En France, c’est dans les années 1920-30 que la naissance en milieu médicalisé se répand, surtout dans les grandes villes ; à Paris, en 1939, il concerne déjà la majorité des naissances (67,8%,
contre 7,7% à domicile et 24,3% chez une sage-femme). En France, les femmes acceptent ce changement pour diverses raisons. D’abord, parce que l’Etat les aide davantage au moment de leurs couches,
depuis qu’il a pris conscience des dangers de la dénatalité. En effet, la France se dépeuple dangereusement : le taux de natalité baisse régulièrement (21,4% en 1920 ; 14,6% en 1938) et, à partir
de 1935, le chiffre absolu des décès l’emporte sur celui des naissances. Pour stimuler la natalité, l’Etat est amené à aider pour leurs couches les salariées les moins payées : elles ont droit à
une prise en charge forfaitaire des frais d’accouchement, au versement pendant douze semaines d’une indemnité égale à la moitié du salaire et à des allocations mensuelles d’allaitement. Cela
habitue peu à peu les futures mères à l’idée de faire leurs couches dans un espace médicalisé.
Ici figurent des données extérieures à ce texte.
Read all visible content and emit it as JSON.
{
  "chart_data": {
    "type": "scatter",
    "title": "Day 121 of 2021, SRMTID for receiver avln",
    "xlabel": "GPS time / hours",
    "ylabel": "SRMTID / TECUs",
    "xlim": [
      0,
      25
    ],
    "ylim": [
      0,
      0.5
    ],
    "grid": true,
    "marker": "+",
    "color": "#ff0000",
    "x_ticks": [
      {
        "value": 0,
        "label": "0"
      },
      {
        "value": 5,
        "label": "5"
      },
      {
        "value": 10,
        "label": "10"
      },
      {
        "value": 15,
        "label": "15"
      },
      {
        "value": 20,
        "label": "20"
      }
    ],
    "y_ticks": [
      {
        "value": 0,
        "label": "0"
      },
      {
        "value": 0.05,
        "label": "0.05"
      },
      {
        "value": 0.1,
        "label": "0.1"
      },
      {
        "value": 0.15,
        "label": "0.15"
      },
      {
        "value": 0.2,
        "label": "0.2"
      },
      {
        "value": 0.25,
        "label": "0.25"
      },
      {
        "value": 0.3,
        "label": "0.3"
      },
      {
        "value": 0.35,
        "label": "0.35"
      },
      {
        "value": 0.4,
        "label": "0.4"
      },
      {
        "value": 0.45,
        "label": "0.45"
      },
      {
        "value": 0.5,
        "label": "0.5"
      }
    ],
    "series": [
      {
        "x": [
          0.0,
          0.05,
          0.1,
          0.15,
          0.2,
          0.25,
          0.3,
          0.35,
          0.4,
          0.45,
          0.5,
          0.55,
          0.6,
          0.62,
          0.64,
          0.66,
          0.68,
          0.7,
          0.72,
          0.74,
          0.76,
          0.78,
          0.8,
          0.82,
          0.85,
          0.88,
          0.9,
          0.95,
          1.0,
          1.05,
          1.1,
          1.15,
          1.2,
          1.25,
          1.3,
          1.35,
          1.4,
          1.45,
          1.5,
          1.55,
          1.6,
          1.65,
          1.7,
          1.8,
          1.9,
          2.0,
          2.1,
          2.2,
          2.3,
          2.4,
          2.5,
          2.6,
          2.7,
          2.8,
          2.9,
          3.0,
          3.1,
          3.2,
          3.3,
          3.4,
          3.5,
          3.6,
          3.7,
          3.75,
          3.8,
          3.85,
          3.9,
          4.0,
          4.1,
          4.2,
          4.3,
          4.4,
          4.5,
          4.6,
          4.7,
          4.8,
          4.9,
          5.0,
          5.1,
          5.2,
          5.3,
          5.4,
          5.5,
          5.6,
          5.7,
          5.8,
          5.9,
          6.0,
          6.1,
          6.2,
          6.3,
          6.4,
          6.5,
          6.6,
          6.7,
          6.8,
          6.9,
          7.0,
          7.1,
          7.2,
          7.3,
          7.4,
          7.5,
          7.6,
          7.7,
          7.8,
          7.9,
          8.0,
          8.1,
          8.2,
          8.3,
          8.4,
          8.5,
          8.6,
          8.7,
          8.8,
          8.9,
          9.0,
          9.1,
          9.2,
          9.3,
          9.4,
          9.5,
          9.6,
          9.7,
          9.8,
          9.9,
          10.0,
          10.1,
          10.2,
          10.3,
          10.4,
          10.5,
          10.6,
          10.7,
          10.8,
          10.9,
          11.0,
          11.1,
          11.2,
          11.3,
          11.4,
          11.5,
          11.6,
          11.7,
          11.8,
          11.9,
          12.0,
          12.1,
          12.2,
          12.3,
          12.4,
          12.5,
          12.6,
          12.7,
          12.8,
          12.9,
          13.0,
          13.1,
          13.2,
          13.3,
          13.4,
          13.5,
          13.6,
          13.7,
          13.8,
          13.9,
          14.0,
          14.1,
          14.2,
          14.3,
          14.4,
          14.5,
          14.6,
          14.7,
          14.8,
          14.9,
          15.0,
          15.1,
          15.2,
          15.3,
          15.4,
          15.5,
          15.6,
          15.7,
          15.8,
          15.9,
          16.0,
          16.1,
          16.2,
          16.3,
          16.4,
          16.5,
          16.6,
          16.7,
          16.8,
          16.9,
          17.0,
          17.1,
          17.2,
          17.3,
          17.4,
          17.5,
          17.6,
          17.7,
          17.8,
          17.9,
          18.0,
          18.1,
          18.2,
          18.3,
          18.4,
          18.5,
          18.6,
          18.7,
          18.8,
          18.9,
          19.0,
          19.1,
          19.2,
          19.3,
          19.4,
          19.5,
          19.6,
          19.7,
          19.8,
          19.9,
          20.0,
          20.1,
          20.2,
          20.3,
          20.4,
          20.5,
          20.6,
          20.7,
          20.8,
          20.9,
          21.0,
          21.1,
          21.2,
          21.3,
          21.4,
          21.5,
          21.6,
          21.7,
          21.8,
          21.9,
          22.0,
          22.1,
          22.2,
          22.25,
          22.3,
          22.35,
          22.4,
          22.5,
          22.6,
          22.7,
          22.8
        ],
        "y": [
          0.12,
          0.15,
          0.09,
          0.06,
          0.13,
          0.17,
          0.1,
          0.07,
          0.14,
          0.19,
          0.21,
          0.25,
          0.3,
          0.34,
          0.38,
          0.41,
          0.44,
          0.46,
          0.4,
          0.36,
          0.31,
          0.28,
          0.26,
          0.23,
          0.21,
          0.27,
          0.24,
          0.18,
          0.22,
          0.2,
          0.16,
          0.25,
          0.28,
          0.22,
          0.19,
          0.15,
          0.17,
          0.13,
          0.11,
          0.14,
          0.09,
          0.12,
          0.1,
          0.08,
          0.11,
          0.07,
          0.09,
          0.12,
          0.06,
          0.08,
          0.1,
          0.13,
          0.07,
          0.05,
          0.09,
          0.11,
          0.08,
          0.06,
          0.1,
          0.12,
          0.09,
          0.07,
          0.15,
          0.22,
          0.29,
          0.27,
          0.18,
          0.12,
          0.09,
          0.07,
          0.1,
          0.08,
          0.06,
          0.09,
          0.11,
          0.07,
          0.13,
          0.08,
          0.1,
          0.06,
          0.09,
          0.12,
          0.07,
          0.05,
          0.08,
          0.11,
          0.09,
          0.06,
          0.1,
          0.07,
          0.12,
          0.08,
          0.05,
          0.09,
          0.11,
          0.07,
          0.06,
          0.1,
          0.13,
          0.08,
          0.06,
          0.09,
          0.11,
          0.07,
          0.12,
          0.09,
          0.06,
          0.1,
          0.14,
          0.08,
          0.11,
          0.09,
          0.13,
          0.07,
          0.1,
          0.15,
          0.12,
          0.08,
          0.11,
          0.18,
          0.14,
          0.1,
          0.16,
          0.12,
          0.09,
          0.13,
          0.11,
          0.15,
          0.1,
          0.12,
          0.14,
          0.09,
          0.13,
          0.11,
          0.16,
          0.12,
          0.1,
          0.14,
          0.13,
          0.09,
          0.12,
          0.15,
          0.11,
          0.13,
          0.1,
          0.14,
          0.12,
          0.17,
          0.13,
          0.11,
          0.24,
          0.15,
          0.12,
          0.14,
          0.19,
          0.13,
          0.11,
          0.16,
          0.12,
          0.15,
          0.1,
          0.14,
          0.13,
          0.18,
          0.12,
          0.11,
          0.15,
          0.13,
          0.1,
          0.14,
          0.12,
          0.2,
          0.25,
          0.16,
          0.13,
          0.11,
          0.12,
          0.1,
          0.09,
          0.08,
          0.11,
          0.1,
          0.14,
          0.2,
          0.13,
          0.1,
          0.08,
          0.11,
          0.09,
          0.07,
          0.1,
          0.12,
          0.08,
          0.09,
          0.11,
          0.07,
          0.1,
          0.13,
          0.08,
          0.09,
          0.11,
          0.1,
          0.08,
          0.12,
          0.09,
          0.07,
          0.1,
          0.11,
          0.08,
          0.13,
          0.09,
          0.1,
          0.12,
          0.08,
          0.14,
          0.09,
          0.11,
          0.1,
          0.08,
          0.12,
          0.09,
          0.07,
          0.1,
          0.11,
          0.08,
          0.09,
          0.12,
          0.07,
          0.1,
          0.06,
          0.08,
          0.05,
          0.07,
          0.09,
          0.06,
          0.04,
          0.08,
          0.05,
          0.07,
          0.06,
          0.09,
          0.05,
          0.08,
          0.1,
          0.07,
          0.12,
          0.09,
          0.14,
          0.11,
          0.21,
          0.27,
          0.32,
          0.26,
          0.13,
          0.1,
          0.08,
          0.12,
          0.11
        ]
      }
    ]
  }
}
Tout n’est pas rose cependant à l’intérieur de l’hôpital. Les femmes y sont totalement soumises au personnel médical qui garde encore à leur égard la méfiance qui était de rigueur envers la
clientèle pauvre des anciens hospices. Dès l’entrée, c’est l’anonymat ; elles sont systématiquement déshabillées, lavées et rasées, par crainte de la vermine et des poux : “les gens sont sales”,
dit le personnel hospitalier. Toutes sont habillées du même linge, marqué des initiales de l’Assistance Publique “A.P” (même le pain, se souvient une vieille dame, était marqué !). L’accouchement
se déroule souvent dans une totale solitude, car tous les étrangers au service (mères, amies, maris) sont systématiquement refoulés au nom des règles de l’hygiène. La femme reste seule avec son
angoisse et sa douleur. Après la naissance, la vie collective est marquée par des règles très strictes qui s’apparentent à celles d’un couvent : les salles communes ont dix à quarante lits, ce
qui rend difficile le repos total; en revanche, cela peut aussi faciliter les bavardages et partages de friandises et reconstituer un peu du “caquetage” chaleureux d’autrefois. Soulignons aussi
que, pour certaines femmes de milieux modestes, habituées à travailler dur, le séjour à la maternité a pu être vécu comme une parenthèse confortable et reposante, pouvant même ressembler à des
vacances (fort rares à l’époque) !
Malgré des progrès évidents accomplis en matière de sécurité et de confort, l’hôpital garde longtemps une image défavorable : les femmes qui en ont les moyens préfèrent toujours accoucher à
domicile, même dans les grandes villes. L’accouchement à la maison est effectué en général par une sage-femme. Pour les femmes des milieux aisés, le journal Maman, en février 1932, donne une
longue liste d’objets à préparer avant la naissance. La minutie et la longueur des prescriptions ne doivent pas décourager celles qui choisissent d’accoucher chez elles, car “cet acte
physiologique s’accommode à merveille d’un milieu intime, familial, discret.” À la campagne, les grands hôpitaux modernes n’existent pas : les sages-femmes viennent à domicile,: en 1937, 500
cantons sur 2200 sont dépourvus de sages-femmes instruites ; comme au XVIIIe siècle, des matrones formées sur le tas, plus ou moins expertes, sont seules pour assister les femmes en
couches.
Dans l’entre-deux-guerres, il n’y a pas de consensus sur le lieu idéal de l’accouchement et, à l’échelle nationale,. À partir de 1952, l’évolution s’accélère : la majorité des accouchements a
lieu désormais en milieu hospitalier (53% en 1952, 85% en 1962).
Au cours des années 1970-80, se produisent d’autres transformations fondamentales des pratiques de naissance (échographie, monitoring, péridurale) qui font oublier la « révolution » de
l’accouchement sans douleur, qui avait pourtant donné aux femmes une maîtrise certaine sur leur corps pendant l’accouchement.